住処の主が扉の前に立つと、音もなく扉が開いた。室内は、あの時招かれた時とまるで変わっていない。行儀よく整頓されているかのように漂う薬の瓶に、大きな水晶のような水泡。火の消えたかまど。そして以前はまるで気づかなかったが、部屋の奥にこじんまりとした扉があるのが目に入った。
「もしかして、ここが寝室なの?」
「ああ、そうだよ」
おもむろに扉を開けると、がらんとした中にはベッドがあるだけだった。ユリウスが身を横たえるのを見届けてから、私もやれることをしなければと扉に手をかける。
「どの薬を使えばいいの? なにか包帯みたいなものもあるといいんだけれど。教えてもらえれば取ってくるわ」
そう言って出ていこうとしたが、動けない。どうやら、私はいつのまにかもう片方の手を掴まれていたようだ。それほど強い力ではないはずなのに、縋りつかれているようで振りほどくことができなくなる。
「……どうしたのよ?」
「姫さんもあんまり寝ていないんだろ。ここで休んでいくといい。」
そうは言ってもけが人と同じベッドで休むわけにはいかないので、私は困ったままベッドの端に腰掛けた。
「でも、あなたの手当は?」
「傷はもうふさがったよ。

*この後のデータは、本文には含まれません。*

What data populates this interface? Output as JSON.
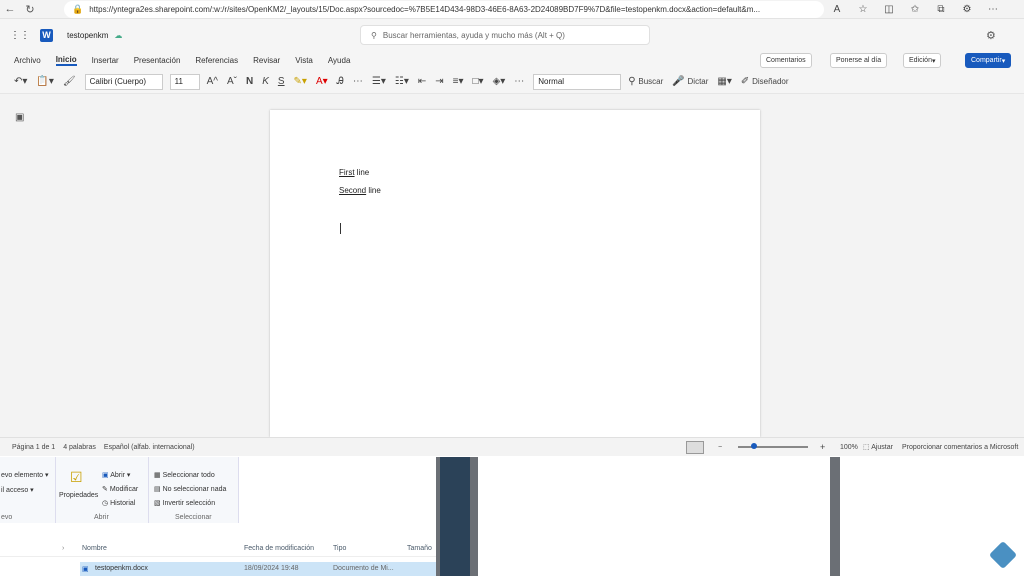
{
  "browser": {
    "url": "https://yntegra2es.sharepoint.com/:w:/r/sites/OpenKM2/_layouts/15/Doc.aspx?sourcedoc=%7B5E14D434-98D3-46E6-8A63-2D24089BD7F9%7D&file=testopenkm.docx&action=default&m..."
  },
  "word": {
    "file_name": "testopenkm",
    "search_placeholder": "Buscar herramientas, ayuda y mucho más (Alt + Q)",
    "tabs": [
      "Archivo",
      "Inicio",
      "Insertar",
      "Presentación",
      "Referencias",
      "Revisar",
      "Vista",
      "Ayuda"
    ],
    "comments": "Comentarios",
    "catch_up": "Ponerse al día",
    "editing": "Edición",
    "share": "Compartir",
    "font": "Calibri (Cuerpo)",
    "size": "11",
    "style": "Normal",
    "find": "Buscar",
    "dictate": "Dictar",
    "designer": "Diseñador"
  },
  "document": {
    "line1_word": "First",
    "line1_rest": " line",
    "line2_word": "Second",
    "line2_rest": " line"
  },
  "status": {
    "page": "Página 1 de 1",
    "words": "4 palabras",
    "lang": "Español (alfab. internacional)",
    "zoom": "100%",
    "fit": "Ajustar",
    "feedback": "Proporcionar comentarios a Microsoft"
  },
  "explorer": {
    "new_item": "evo elemento ▾",
    "easy_access": "il acceso ▾",
    "left_group": "evo",
    "properties": "Propiedades",
    "open": "Abrir ▾",
    "modify": "Modificar",
    "history": "Historial",
    "open_group": "Abrir",
    "select_all": "Seleccionar todo",
    "select_none": "No seleccionar nada",
    "invert": "Invertir selección",
    "select_group": "Seleccionar",
    "col_name": "Nombre",
    "col_date": "Fecha de modificación",
    "col_type": "Tipo",
    "col_size": "Tamaño",
    "file_name": "testopenkm.docx",
    "file_date": "18/09/2024 19:48",
    "file_type": "Documento de Mi..."
  }
}
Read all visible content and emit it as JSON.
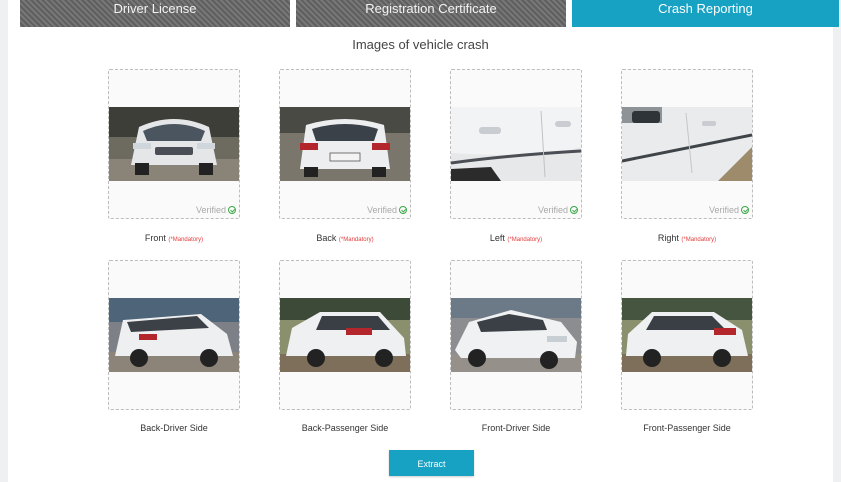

本当だ」
そう言って彼はわざわざローブの胸元をずり下げて見せる。目のやり場に困るが、痛々しい傷口の血は確かに止まっているようだった。それでも、きちんと手当てしなければ心配ではある。
「そういう問題じゃないでしょうに……。だいたい、ここで休むって何よ。他に部屋でもあるの?」
見たところ他に別室はなさそうだったが。案の定、ユリウスはあっけらかんと言ってのけた。
「え? ないけど。」
「じょ、冗談じゃないわよ! ここで同衾しろって言うの?!」
「まあ、そうなるね」
「バカじゃないの?!」
私が慌てるのを見て、彼はさもおかしそうに吹き出した。羞恥のあまり闇雲に手を振りほどいて逃げ出そうにも、がっちりと掴まれていては離すことができない。
「そっか。なら、無理にとは言わないよ。姫さんのことを家族が心配しているだろうから、早くグレーネに帰ると良い。」
「…………」
そう言われてしまうとなんだか名残惜しいような、放っておけないような気がして、私はユリウスの方をもう一度振り返った。目が合う。微笑んでいるのに、どこか寂しそうな顔をしているような気がして、私はそのまま吸い寄せられたように動けなくなった。